Checklist of Asthma Symptoms
- Coughing – The typical symptom of so many respiratory illnesses. Look out for a cough that doesn’t appear to respond to treatment.
- Wheezing – This is a whistling sound made by the airways as they tighten. A doctor can hear wheezing with a stethoscope, but even people standing beside the child can hear it. Remember, though, that some people, children included, can have asthma without audible wheezing.
- Tightness of Chest – This is a feeling one gets when the airways are constricted. The chest feels tight. Young children may not have the words to express what is happening and may complain of a tummy ache instead.
- Breathing Difficulties – It can be hard to tell if a child has breathing difficulties as he or she may be unable to say so. It’s a distressing situation, so the child needs calm, gentle handling. If you notice long-term coughing and wheezing, that’s an indication that asthma may be present.

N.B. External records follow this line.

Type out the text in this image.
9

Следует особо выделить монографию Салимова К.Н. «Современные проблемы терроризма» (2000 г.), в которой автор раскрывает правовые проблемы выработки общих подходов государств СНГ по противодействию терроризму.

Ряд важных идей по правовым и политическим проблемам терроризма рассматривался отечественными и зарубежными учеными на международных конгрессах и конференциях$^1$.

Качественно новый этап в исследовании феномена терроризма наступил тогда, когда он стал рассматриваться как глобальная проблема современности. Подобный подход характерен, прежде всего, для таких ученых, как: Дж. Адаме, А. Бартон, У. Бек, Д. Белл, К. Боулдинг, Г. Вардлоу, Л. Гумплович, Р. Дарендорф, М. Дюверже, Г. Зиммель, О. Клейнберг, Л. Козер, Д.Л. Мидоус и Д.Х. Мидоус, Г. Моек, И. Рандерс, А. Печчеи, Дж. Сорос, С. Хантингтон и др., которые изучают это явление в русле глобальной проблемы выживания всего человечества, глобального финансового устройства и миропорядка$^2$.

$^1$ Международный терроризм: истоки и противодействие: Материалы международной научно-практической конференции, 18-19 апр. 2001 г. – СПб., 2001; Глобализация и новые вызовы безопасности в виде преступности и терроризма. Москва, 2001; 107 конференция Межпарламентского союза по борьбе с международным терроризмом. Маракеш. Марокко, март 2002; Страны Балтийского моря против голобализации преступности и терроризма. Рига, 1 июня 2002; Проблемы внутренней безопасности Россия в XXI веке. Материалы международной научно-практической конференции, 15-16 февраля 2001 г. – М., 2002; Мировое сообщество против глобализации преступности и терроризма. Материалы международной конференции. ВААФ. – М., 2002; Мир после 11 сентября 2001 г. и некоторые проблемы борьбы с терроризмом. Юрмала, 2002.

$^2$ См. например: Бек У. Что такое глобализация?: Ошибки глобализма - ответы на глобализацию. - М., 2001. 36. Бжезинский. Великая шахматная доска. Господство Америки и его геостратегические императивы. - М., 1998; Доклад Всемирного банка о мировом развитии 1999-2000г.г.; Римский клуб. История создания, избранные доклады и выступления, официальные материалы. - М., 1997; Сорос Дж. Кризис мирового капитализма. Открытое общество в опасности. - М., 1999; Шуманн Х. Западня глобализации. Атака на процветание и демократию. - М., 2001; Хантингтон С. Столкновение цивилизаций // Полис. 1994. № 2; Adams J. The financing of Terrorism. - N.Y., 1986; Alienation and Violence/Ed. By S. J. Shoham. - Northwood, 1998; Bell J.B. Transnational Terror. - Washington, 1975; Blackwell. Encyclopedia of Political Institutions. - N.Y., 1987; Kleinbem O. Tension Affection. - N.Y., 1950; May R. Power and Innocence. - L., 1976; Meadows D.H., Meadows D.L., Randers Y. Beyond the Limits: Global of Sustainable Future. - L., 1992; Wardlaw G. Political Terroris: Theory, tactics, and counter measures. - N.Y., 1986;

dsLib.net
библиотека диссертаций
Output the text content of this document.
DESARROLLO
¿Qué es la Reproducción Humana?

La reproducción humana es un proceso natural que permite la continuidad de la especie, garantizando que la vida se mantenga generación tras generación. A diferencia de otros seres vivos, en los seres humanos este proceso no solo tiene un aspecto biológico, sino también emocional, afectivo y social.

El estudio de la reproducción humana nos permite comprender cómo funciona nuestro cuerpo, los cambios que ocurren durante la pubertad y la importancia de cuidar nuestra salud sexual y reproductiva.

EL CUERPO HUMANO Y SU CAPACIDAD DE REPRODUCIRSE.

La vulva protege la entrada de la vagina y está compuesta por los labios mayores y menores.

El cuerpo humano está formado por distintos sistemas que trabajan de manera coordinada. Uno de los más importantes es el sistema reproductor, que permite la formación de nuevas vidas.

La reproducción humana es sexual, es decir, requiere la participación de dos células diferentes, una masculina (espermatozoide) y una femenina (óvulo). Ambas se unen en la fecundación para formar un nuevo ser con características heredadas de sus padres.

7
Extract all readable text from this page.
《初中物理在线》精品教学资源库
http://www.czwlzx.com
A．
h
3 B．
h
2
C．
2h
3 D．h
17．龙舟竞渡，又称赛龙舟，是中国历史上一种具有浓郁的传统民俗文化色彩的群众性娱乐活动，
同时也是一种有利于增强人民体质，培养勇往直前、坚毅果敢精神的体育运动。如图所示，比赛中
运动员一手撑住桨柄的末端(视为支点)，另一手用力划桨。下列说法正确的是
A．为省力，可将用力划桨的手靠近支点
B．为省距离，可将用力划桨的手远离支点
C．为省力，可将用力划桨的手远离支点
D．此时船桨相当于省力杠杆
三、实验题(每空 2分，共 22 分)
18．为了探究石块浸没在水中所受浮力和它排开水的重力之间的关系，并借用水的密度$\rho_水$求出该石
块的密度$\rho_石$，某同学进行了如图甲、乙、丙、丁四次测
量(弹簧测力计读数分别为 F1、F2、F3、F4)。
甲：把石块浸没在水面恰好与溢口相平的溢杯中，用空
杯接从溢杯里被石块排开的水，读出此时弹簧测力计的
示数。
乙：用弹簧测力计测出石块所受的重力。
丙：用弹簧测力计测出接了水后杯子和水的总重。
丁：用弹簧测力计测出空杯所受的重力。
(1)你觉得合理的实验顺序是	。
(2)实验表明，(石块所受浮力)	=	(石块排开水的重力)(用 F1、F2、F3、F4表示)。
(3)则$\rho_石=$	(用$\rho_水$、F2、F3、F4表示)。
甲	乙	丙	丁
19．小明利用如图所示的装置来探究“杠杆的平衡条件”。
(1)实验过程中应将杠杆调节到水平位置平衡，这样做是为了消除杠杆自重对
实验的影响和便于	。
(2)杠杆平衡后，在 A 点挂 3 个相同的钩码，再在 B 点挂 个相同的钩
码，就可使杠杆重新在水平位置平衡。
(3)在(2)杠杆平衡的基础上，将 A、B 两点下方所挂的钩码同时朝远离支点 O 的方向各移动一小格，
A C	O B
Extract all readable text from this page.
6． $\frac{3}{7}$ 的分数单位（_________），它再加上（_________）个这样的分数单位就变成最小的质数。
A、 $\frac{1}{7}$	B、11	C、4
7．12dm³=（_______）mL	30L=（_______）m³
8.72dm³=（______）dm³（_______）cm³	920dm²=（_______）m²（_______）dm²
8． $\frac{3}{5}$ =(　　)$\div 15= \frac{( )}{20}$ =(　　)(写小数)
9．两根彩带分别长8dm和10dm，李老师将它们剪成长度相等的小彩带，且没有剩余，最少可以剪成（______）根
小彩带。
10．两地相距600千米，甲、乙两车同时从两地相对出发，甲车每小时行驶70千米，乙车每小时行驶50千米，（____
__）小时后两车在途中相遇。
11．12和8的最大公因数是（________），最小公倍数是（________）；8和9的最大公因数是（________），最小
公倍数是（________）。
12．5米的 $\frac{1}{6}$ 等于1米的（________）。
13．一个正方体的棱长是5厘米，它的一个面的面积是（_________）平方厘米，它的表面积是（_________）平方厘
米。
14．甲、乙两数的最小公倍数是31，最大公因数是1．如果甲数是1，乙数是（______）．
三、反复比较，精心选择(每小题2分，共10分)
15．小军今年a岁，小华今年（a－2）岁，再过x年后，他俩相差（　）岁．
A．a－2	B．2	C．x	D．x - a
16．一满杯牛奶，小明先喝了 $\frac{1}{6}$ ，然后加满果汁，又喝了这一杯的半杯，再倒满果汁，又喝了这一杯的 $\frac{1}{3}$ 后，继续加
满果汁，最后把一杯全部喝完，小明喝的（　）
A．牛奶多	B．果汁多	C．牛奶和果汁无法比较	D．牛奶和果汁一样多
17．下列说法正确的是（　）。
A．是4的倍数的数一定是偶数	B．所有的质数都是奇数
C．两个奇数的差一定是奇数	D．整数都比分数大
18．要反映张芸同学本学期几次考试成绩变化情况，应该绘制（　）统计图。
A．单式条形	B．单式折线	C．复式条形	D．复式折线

If the area where the neck meets the breast bone seems to be continually constricting, it’s a sign of breathing difficulty.
Management of Asthma in Children
Asthma in children and adults is quite similar. But as the condition can be life-disrupting for children, it’s important to take special care of them. Asthma is known to respond to certain triggers, like breathing in cold air, pollen or dust. As mentioned, it’s an allergy, not an infectious disease. However, the cause is largely unknown.
Always keep emergency medication handy to administer to the child in case of a sudden attack. Parents should also talk to the child’s doctor and work out a treatment plan, allowing the doctor to prescribe preventive medicines. The child’s treatment should be reviewed every so often, at least once a year. But it’s good to visit the doctor regularly so he or she can monitor the treatment more closely. Good asthma treatment aims to keep life as normal as possible and to keep the condition in control.